Bull Put Spread and Cash Secured Put Strategy

Sorry I’ve been a little absent but I wanted to refine my new option strategy before I shared it. I made a couple of trades that went south on me and I didn’t want to share a strategy that didn’t work.

After some losses and then some wins after doing some tweaking I feel that this strategy is something that will have a high success rate.

As I started my strategy I originally only wanted to trade ETF’s because of their improbability of going under.  However I feel that you can successfully trade this strategy on reputable stocks that are trading at a discount.  




Here’s the strategy in a nutshell:

  • Decide what you are willing to risk and then divide that by 100 for the 100 shares you may have to buy for on options contract. 
  • That will give you the price of the underlying stock you are going to scan for.  So for instance if I am only willing to risk $4,000 then I need to look for stocks that trade around $40 a share.
  • I only look for reputable companies or ETF’s and that’s about the lowest price range you will find.  A good range to trade at is around $60-$100 a share.
  • For this cash-secured put strategy you need to have the money to buy 100 shares of the stock just in case you get assigned.  Our goal is to not get assigned but in case you need to save a trade that went bad you have another option of selling a call to make back some money.
  • Make sure the stock is on an uptrend – the trend is your friend.
  • Check the weekly options chain and look for a Bid price on the Put side of at least .60 (it can be .50)
  • There should be less than a .30 difference between the Bid and Ask price.
  • The strike price should be at least 2 strikes out of the money.
  • Check probabilities to make sure that the probability of the option being in the money is less than 30% and the probability of it touching that price is less than 50%
  • You want to execute your trade between Monday and Thursday before the next week’s option expiration to get the most premium and to take advantage of the accelerated time decay.
  • Sell the put close to .60 and buy the closest put that costs .05 or less.  This is for insurance in case the trade moves against you but you don’t want to pay too much for insurance.  It makes this a bull put spread.
  • Set your alerts on your trading software to notify you of 10% moves of the stock either way.  This way you can go about your day and not have to watch the stock until the end of the day. 
  • If the stock starts moving against you, get out of the trade and find another stock.  But don't be too scared if the stock moves down to a technical line of support, let the trade play out especially if it's in an up trend.
  • If the stock price moves in your favor be patient and wait for the next week Wednesday or Thursday before expiration and then close your positions to get as much profit as possible.

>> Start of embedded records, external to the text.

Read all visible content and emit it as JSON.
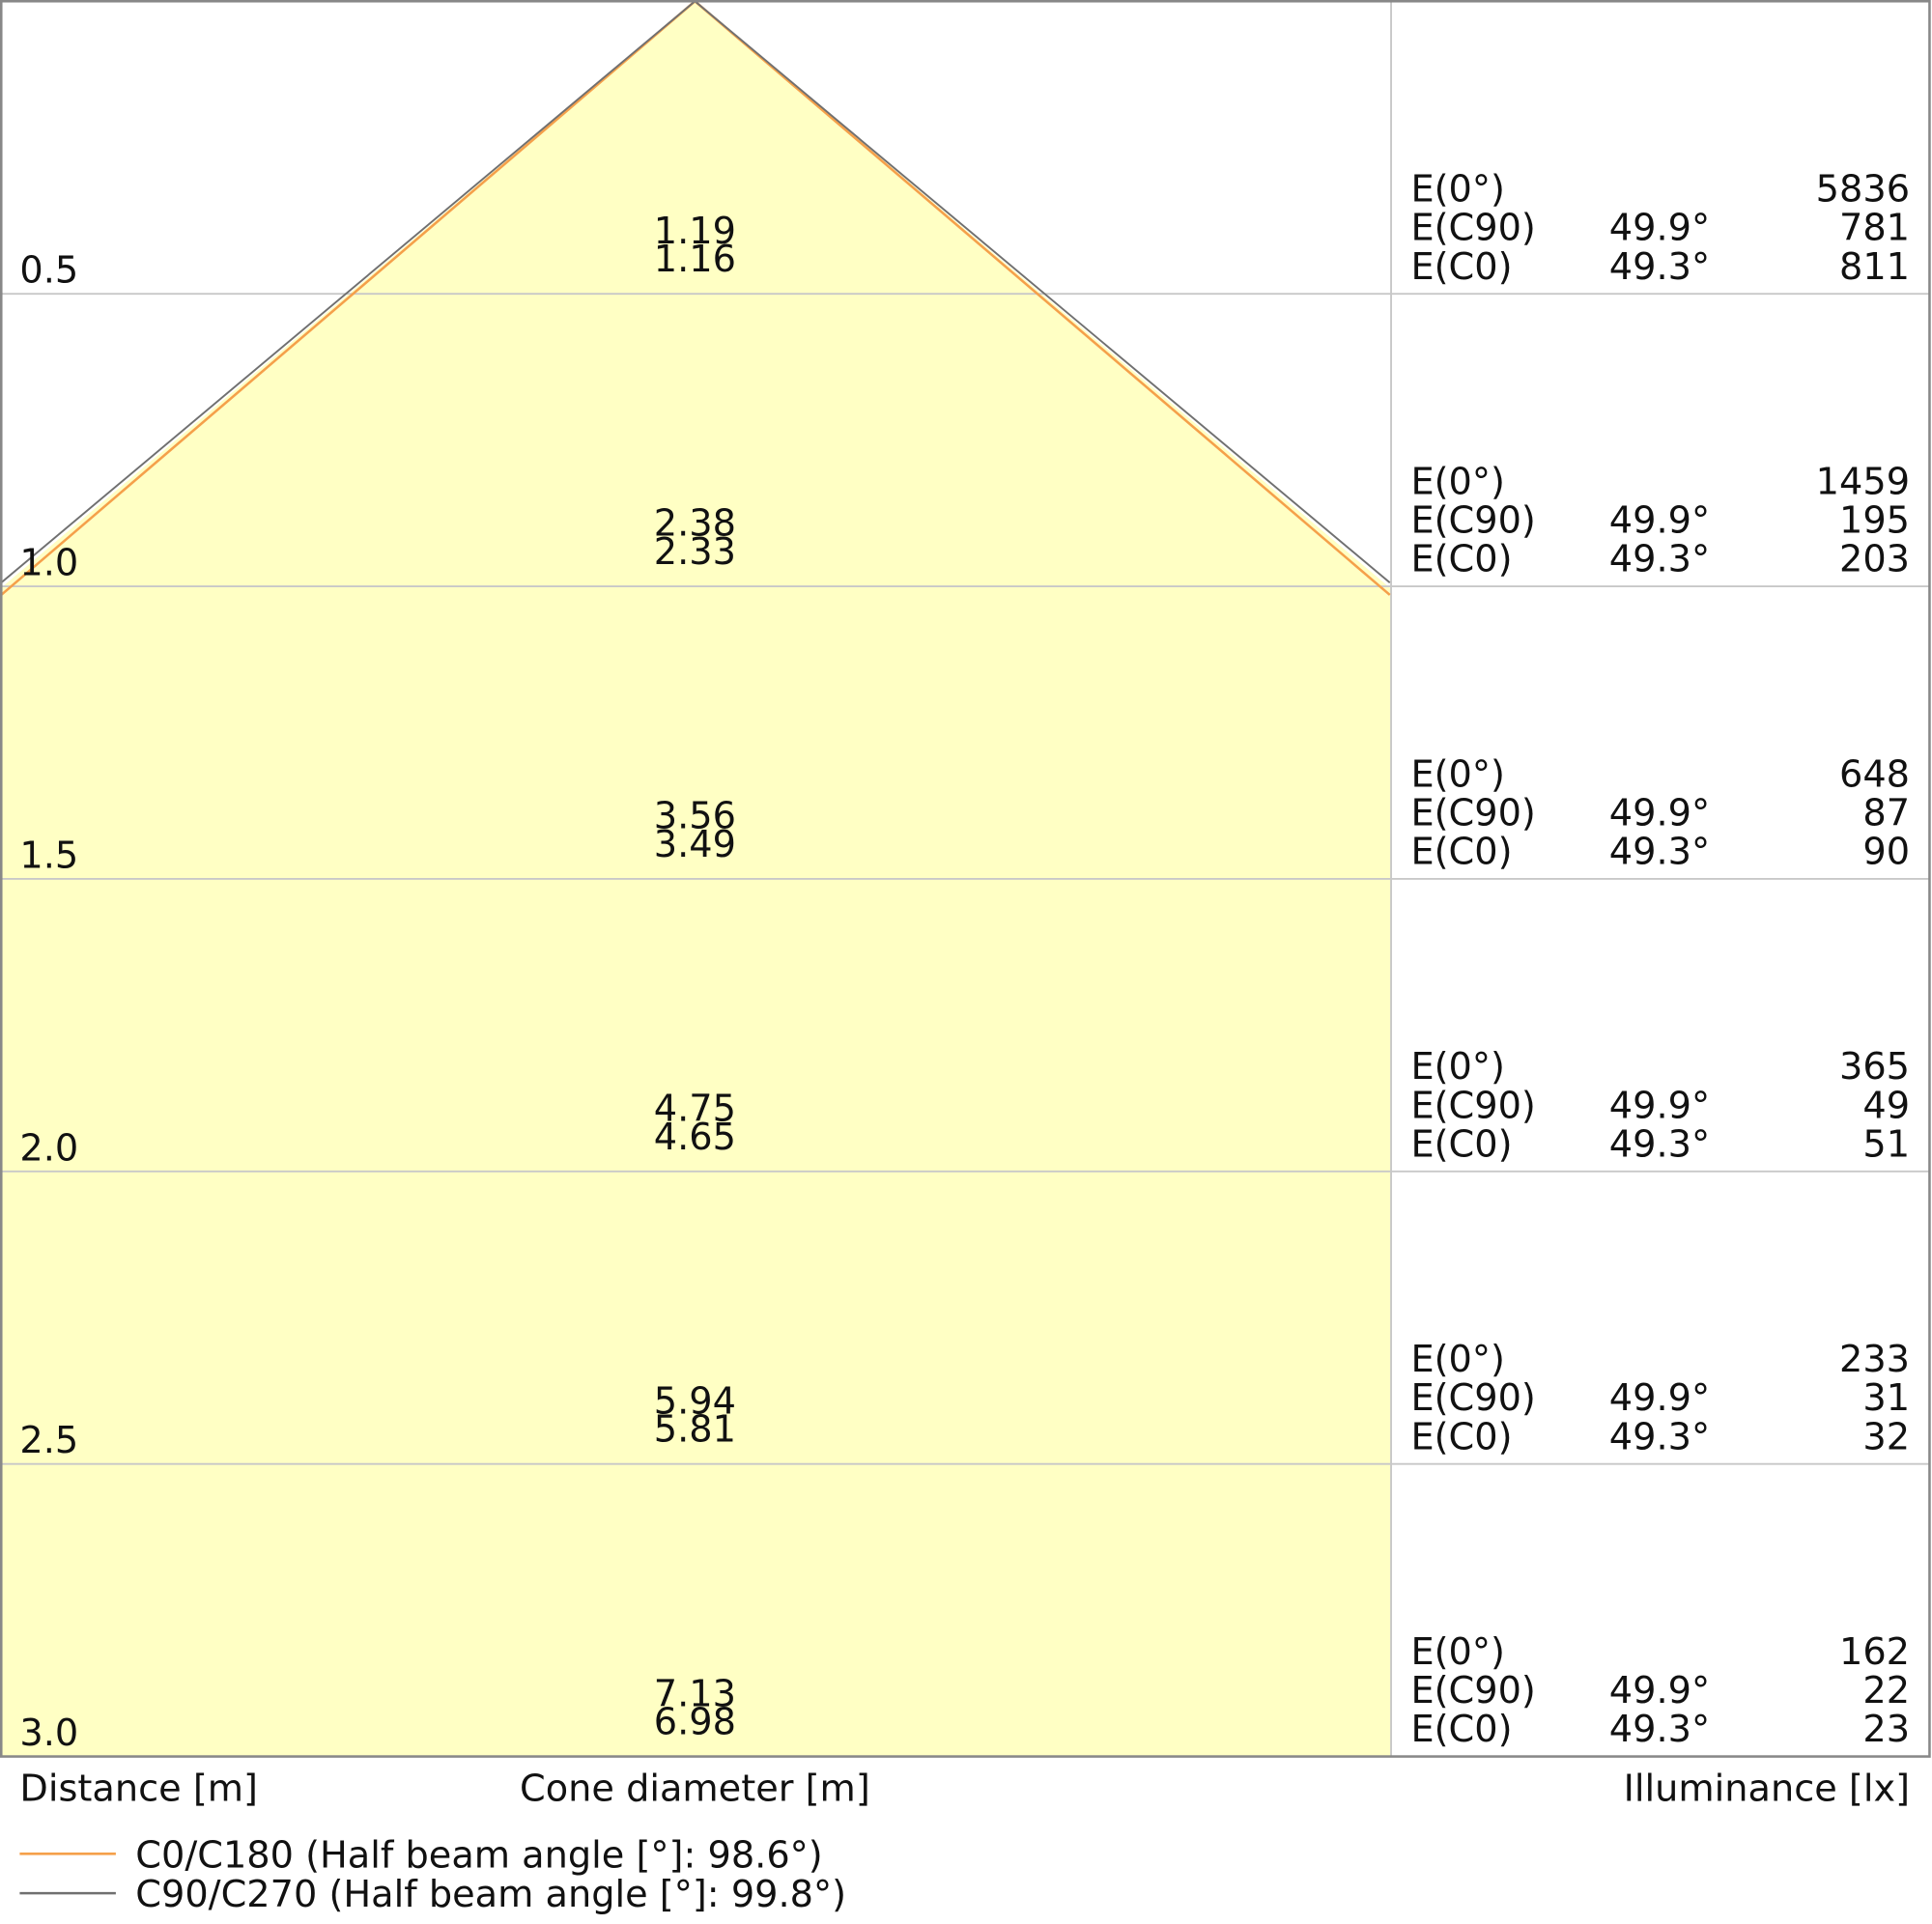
{
  "rows": [
    {
      "distance": "0.5",
      "diameters": [
        "1.19",
        "1.16"
      ],
      "illuminance": [
        {
          "label": "E(0°)",
          "value": "5836"
        },
        {
          "label": "E(C90)",
          "angle": "49.9°",
          "value": "781"
        },
        {
          "label": "E(C0)",
          "angle": "49.3°",
          "value": "811"
        }
      ]
    },
    {
      "distance": "1.0",
      "diameters": [
        "2.38",
        "2.33"
      ],
      "illuminance": [
        {
          "label": "E(0°)",
          "value": "1459"
        },
        {
          "label": "E(C90)",
          "angle": "49.9°",
          "value": "195"
        },
        {
          "label": "E(C0)",
          "angle": "49.3°",
          "value": "203"
        }
      ]
    },
    {
      "distance": "1.5",
      "diameters": [
        "3.56",
        "3.49"
      ],
      "illuminance": [
        {
          "label": "E(0°)",
          "value": "648"
        },
        {
          "label": "E(C90)",
          "angle": "49.9°",
          "value": "87"
        },
        {
          "label": "E(C0)",
          "angle": "49.3°",
          "value": "90"
        }
      ]
    },
    {
      "distance": "2.0",
      "diameters": [
        "4.75",
        "4.65"
      ],
      "illuminance": [
        {
          "label": "E(0°)",
          "value": "365"
        },
        {
          "label": "E(C90)",
          "angle": "49.9°",
          "value": "49"
        },
        {
          "label": "E(C0)",
          "angle": "49.3°",
          "value": "51"
        }
      ]
    },
    {
      "distance": "2.5",
      "diameters": [
        "5.94",
        "5.81"
      ],
      "illuminance": [
        {
          "label": "E(0°)",
          "value": "233"
        },
        {
          "label": "E(C90)",
          "angle": "49.9°",
          "value": "31"
        },
        {
          "label": "E(C0)",
          "angle": "49.3°",
          "value": "32"
        }
      ]
    },
    {
      "distance": "3.0",
      "diameters": [
        "7.13",
        "6.98"
      ],
      "illuminance": [
        {
          "label": "E(0°)",
          "value": "162"
        },
        {
          "label": "E(C90)",
          "angle": "49.9°",
          "value": "22"
        },
        {
          "label": "E(C0)",
          "angle": "49.3°",
          "value": "23"
        }
      ]
    }
  ],
  "axis_labels": {
    "distance": "Distance [m]",
    "diameter": "Cone diameter [m]",
    "illuminance": "Illuminance [lx]"
  },
  "legend": [
    {
      "name": "C0/C180 (Half beam angle [°]: 98.6°)",
      "color": "#f5a04a"
    },
    {
      "name": "C90/C270 (Half beam angle [°]: 99.8°)",
      "color": "#707070"
    }
  ]
}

Wednesday, October 15, 2014

Win in Any Market … Play the Opposite Side

I know a lot of people have been hit with the market sell off over the past week or so.  I started my options strategy at this time and got hammered on a bio tech stock that had bad results on a failed trial.  This got me focused on really tightening up my strategy to make it work with a higher percentage of success.

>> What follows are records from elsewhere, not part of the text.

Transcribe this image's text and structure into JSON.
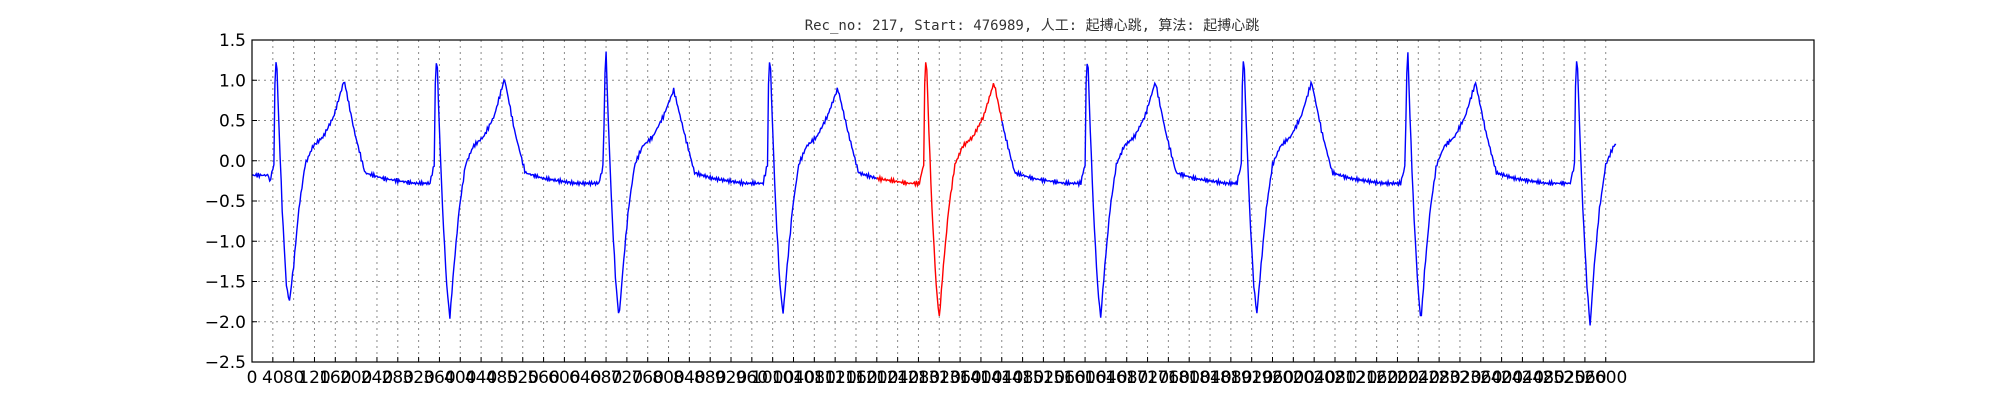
{
  "chart_data": {
    "type": "line",
    "title": "Rec_no: 217, Start: 476989, 人工: 起搏心跳, 算法: 起搏心跳",
    "xlabel": "",
    "ylabel": "",
    "xlim": [
      0,
      3000
    ],
    "ylim": [
      -2.5,
      1.5
    ],
    "x_ticks": [
      0,
      40,
      80,
      120,
      160,
      200,
      240,
      280,
      320,
      360,
      400,
      440,
      480,
      520,
      560,
      600,
      640,
      680,
      720,
      760,
      800,
      840,
      880,
      920,
      960,
      1000,
      1040,
      1080,
      1120,
      1160,
      1200,
      1240,
      1280,
      1320,
      1360,
      1400,
      1440,
      1480,
      1520,
      1560,
      1600,
      1640,
      1680,
      1720,
      1760,
      1800,
      1840,
      1880,
      1920,
      1960,
      2000,
      2040,
      2080,
      2120,
      2160,
      2200,
      2240,
      2280,
      2320,
      2360,
      2400,
      2440,
      2480,
      2520,
      2560,
      2600
    ],
    "x_tick_labels": [
      "0",
      "40",
      "80",
      "120",
      "160",
      "200",
      "240",
      "280",
      "320",
      "360",
      "400",
      "440",
      "480",
      "520",
      "560",
      "600",
      "640",
      "680",
      "720",
      "760",
      "800",
      "840",
      "880",
      "920",
      "960",
      "1000",
      "1040",
      "1080",
      "1120",
      "1160",
      "1200",
      "1240",
      "1280",
      "1320",
      "1360",
      "1400",
      "1440",
      "1480",
      "1520",
      "1560",
      "1600",
      "1640",
      "1680",
      "1720",
      "1760",
      "1800",
      "1840",
      "1880",
      "1920",
      "1960",
      "2000",
      "2040",
      "2080",
      "2120",
      "2160",
      "2200",
      "2240",
      "2280",
      "2320",
      "2360",
      "2400",
      "2440",
      "2480",
      "2520",
      "2560",
      "2600"
    ],
    "y_ticks": [
      1.5,
      1.0,
      0.5,
      0.0,
      -0.5,
      -1.0,
      -1.5,
      -2.0,
      -2.5
    ],
    "y_tick_labels": [
      "1.5",
      "1.0",
      "0.5",
      "0.0",
      "−0.5",
      "−1.0",
      "−1.5",
      "−2.0",
      "−2.5"
    ],
    "grid": true,
    "signal_start_x": 0,
    "signal_end_x": 2620,
    "highlight_range_x": [
      1200,
      1440
    ],
    "beat_spike_x": [
      42,
      350,
      675,
      990,
      1290,
      1600,
      1900,
      2215,
      2540
    ],
    "beat_trough_y": [
      -1.75,
      -1.95,
      -1.95,
      -1.9,
      -1.95,
      -1.95,
      -1.9,
      -2.0,
      -2.05
    ],
    "beat_t_wave_y": [
      1.0,
      1.02,
      0.88,
      0.9,
      0.97,
      0.98,
      0.98,
      0.97,
      0.95
    ],
    "baseline_y": -0.28,
    "series": [
      {
        "color": "#0000ff"
      },
      {
        "color": "#ff0000"
      }
    ]
  }
}
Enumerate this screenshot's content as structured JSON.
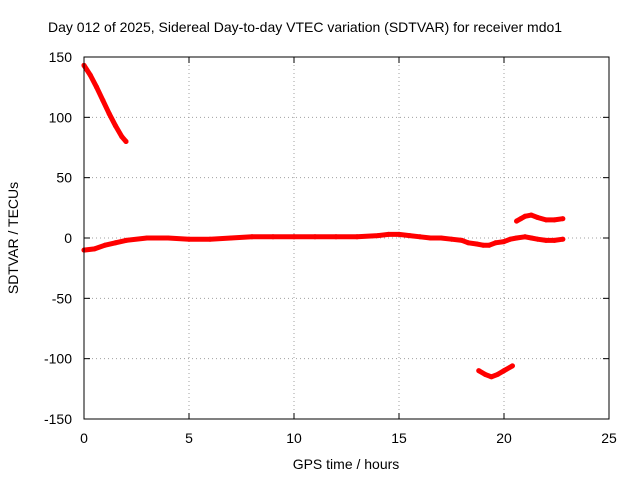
{
  "chart_data": {
    "type": "line",
    "title": "Day 012 of 2025, Sidereal Day-to-day VTEC variation (SDTVAR) for receiver mdo1",
    "xlabel": "GPS time / hours",
    "ylabel": "SDTVAR / TECUs",
    "xlim": [
      0,
      25
    ],
    "ylim": [
      -150,
      150
    ],
    "x_ticks": [
      0,
      5,
      10,
      15,
      20,
      25
    ],
    "y_ticks": [
      -150,
      -100,
      -50,
      0,
      50,
      100,
      150
    ],
    "grid": true,
    "series_color": "#ff0000",
    "series": [
      {
        "name": "segment-1",
        "x": [
          0.0,
          0.3,
          0.6,
          0.9,
          1.2,
          1.5,
          1.8,
          2.0
        ],
        "y": [
          143,
          135,
          125,
          114,
          103,
          93,
          84,
          80
        ]
      },
      {
        "name": "segment-2",
        "x": [
          0.0,
          0.5,
          1.0,
          1.5,
          2.0,
          3.0,
          4.0,
          5.0,
          6.0,
          7.0,
          8.0,
          9.0,
          10.0,
          11.0,
          12.0,
          13.0,
          14.0,
          14.5,
          15.0,
          15.5,
          16.0,
          16.5,
          17.0,
          17.5,
          18.0,
          18.3,
          18.7,
          19.0,
          19.3,
          19.6,
          20.0,
          20.3,
          20.6,
          21.0,
          21.3,
          21.6,
          22.0,
          22.4,
          22.8
        ],
        "y": [
          -10,
          -9,
          -6,
          -4,
          -2,
          0,
          0,
          -1,
          -1,
          0,
          1,
          1,
          1,
          1,
          1,
          1,
          2,
          3,
          3,
          2,
          1,
          0,
          0,
          -1,
          -2,
          -4,
          -5,
          -6,
          -6,
          -4,
          -3,
          -1,
          0,
          1,
          0,
          -1,
          -2,
          -2,
          -1
        ]
      },
      {
        "name": "segment-3",
        "x": [
          20.6,
          20.8,
          21.0,
          21.3,
          21.6,
          22.0,
          22.4,
          22.8
        ],
        "y": [
          14,
          16,
          18,
          19,
          17,
          15,
          15,
          16
        ]
      },
      {
        "name": "segment-4",
        "x": [
          18.8,
          19.1,
          19.4,
          19.7,
          20.0,
          20.4
        ],
        "y": [
          -110,
          -113,
          -115,
          -113,
          -110,
          -106
        ]
      }
    ]
  }
}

At my level of trading I’m looking at ETFs that trade around $40 a share that preferably have weekly options with a high premium.  I am trying to sell puts for the premium on Thursday and use the time decay to make my buy back price lower thus netting me a profit.




With the whole market on a downward tailspin right now the only ETF that fits this criteria is VXX.  The VXX is an ETF that follows the volatility of the market and it moves in contrary motion to the S&P 500. 

I got into a position on Monday and closed today making a decent profit.  I just got into another position and hopefully with all of this volatility I can get out today with another profit.